Sakhina Sridharan
244 Borewell Road
Whitefield, Bangalore 560 066
Tuesday, October 02, 2007
Doors….. Why are they so important in our lives? Figuratively and sometimes physically, they mark phases of our lives.
For years I had a dream that I was going back to the my childhood home. I would have traveled across the seven seas to get to my little country town, which again was a few miles from the rubber estate on which we had lived. I would see myself being driven down the winding road with verdant flora bordering both sides of the road, I would get as far as the river and the bridge. It’s a wooden bridge built by the British, probably a hundred years ago. Below is a meandering, muddy river, which has a bank on one side and a mangrove swamp on the other. A few crocodiles are seen now and then, especially close to that nice “jambu” tree, which probably stays laden, thanks to the crocs below.
I cross the bridge and head towards home on the dirt track flanked by mangrove swamps. But before I can get to the railway crossing, I wake up. The bridge followed by a few yards on the dirt track is a far as I get, I never reach my home. The ‘door’ closes on me here.
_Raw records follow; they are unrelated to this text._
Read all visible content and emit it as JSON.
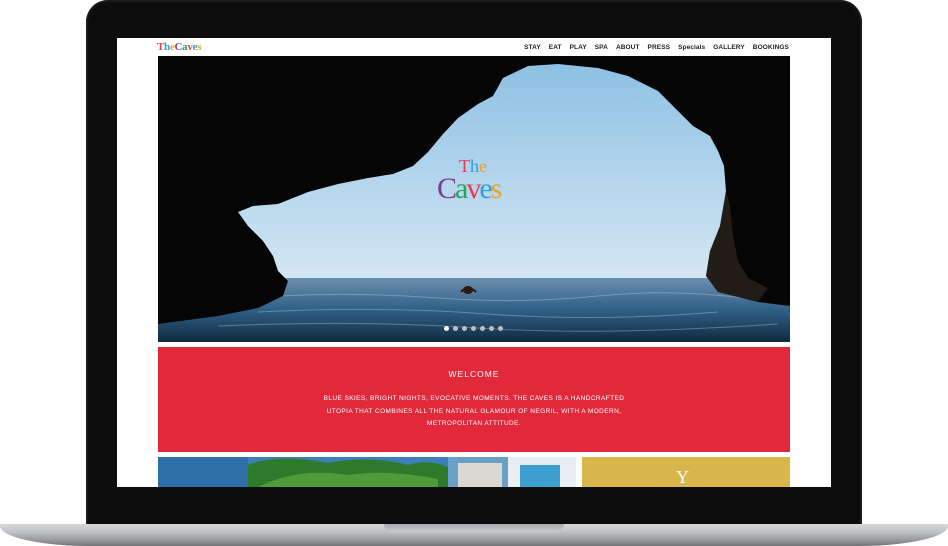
{
  "site": {
    "logo": {
      "letters": [
        "T",
        "h",
        "e",
        "C",
        "a",
        "v",
        "e",
        "s"
      ],
      "colors": [
        "#e93a54",
        "#2aa2dc",
        "#f3a21a",
        "#7b3c97",
        "#24a65a",
        "#e93a54",
        "#2aa2dc",
        "#f3a21a"
      ]
    },
    "nav": [
      "STAY",
      "EAT",
      "PLAY",
      "SPA",
      "ABOUT",
      "PRESS",
      "Specials",
      "GALLERY",
      "BOOKINGS"
    ]
  },
  "hero": {
    "logo_the": "The",
    "logo_caves": "Caves",
    "slides": 7,
    "active_slide": 0
  },
  "welcome": {
    "heading": "WELCOME",
    "text": "BLUE SKIES, BRIGHT NIGHTS, EVOCATIVE MOMENTS. THE CAVES IS A HANDCRAFTED UTOPIA THAT COMBINES ALL THE NATURAL GLAMOUR OF NEGRIL, WITH A MODERN, METROPOLITAN ATTITUDE.",
    "color": "#e2283b"
  },
  "tiles": {
    "right_color": "#d9b64c"
  }
}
This was a recurring dream for 20 odd years, until I insisted on re-visiting the place when I next went back home. This time, we steadfastly crossed the bridge, went over the railway crossing and through the forest of rubber trees, which opened up to show the lovely blue sky with puffed up cotton-wool clouds, brightly proclaiming mid-day.
We turned the corner and then I had a shock, gone was the hill-and-valley scene of my childhood. The hill on the right with its water tank and lovely wild plants had given way to major leveling; it was just stark red earth there, probably earmarked for another housing estate? And to the left where my home lay, the beautiful garden and lawns were all gone - the orchids, roses and hibiscus, the wild cherry tree, the single orange tree, which actually fruited, amongst papayas and guavas.
The house was still there, but many changes had taken place, it was no longer the sole occupant of an acre of garden, there were too many other homes close by. The charm, the green space… was gone.
Something died in me. I felt, no, I heard, that door to my charmed life with my parents as a little girl, close firmly behind me.
I crossed the seven seas again back to my present home and I have never had that dream again.